溺れて染まるは彼の色~御曹司とお見合い恋愛~
着物姿のまま店先に出ると、居合わせた他のお客にまで褒められて、一層くすぐったい気分だ。
「このまま出ます」
「かしこまりました」
履物やバッグ、扇子などもひと通り合わせたところで、彼はスタッフにそう告げてから、私の手を引いた。
「あの、さすがにこのままは申し訳ないです。早く着替えないと」
「俺からのプレゼントだよ。よく似合ってるし、着物でデートをするのも悪くないでしょ?」
悪いからと遠慮しても、彼は譲らない。それどころか、私のために用意したとまで言われてしまい、ありがたくいただくことにした。
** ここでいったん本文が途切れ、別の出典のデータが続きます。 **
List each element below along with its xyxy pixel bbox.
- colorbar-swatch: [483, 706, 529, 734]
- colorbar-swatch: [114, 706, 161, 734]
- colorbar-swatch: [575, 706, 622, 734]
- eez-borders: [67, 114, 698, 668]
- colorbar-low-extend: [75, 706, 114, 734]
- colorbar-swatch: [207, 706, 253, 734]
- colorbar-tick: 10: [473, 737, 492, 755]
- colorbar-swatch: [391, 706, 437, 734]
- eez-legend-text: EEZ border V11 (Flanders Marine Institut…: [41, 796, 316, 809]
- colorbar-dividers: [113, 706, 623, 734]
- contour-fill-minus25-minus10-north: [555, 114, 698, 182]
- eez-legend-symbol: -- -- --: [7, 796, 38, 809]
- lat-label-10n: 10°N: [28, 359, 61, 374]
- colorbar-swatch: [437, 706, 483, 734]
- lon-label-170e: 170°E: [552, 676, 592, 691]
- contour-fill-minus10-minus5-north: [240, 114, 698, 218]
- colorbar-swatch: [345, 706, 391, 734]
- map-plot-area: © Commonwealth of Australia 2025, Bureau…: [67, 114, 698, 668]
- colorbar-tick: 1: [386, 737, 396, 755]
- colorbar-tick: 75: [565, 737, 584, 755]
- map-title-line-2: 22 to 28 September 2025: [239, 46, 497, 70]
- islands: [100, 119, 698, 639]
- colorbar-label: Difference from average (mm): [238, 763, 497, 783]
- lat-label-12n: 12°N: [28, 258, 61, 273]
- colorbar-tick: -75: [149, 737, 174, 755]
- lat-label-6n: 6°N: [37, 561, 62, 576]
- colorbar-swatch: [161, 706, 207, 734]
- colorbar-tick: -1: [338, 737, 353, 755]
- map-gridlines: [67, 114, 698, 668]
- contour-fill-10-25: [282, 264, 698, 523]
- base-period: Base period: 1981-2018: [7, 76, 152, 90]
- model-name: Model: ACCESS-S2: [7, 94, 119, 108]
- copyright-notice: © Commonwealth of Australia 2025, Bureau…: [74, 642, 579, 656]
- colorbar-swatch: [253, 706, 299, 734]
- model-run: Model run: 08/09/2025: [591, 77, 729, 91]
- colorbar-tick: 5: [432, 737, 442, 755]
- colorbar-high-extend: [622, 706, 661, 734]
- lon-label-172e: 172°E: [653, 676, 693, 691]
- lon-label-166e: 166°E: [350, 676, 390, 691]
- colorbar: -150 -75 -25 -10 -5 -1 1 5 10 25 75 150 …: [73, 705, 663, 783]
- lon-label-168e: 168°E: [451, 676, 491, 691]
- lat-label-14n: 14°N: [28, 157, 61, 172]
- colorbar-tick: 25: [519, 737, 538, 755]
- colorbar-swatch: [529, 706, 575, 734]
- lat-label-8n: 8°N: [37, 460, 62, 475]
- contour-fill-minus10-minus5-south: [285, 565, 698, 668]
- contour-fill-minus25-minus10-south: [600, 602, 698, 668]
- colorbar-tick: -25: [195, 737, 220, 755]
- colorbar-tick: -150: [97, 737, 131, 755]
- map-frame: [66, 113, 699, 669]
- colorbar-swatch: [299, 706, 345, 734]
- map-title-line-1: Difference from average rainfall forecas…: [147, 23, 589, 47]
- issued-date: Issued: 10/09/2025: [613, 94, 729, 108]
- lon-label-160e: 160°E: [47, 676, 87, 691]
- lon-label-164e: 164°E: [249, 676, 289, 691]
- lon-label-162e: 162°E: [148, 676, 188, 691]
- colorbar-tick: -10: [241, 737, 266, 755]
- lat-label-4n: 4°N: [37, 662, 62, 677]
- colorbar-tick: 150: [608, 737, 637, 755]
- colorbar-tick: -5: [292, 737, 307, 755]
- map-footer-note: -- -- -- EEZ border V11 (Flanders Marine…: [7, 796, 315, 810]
慣れない高級品に動きがぎこちなくなるけれど、彼が車までエスコートしてくれて助かった。
「どうしたの?」
着物姿でハンドルを握る彼も素敵で見惚れてしまい、その視線は容易く気付かれてしまって。
「や、八神さんも……」
「ん? 俺がなに?」
「お着物、すごく似合ってて、素敵……です」
ドキドキしながらもようやく伝えた私は、途中から彼を見れなくなってしまった。
だけど、なにも言ってくれないから不安になって、横目で様子をうかがったら、耳を赤くしている横顔があった。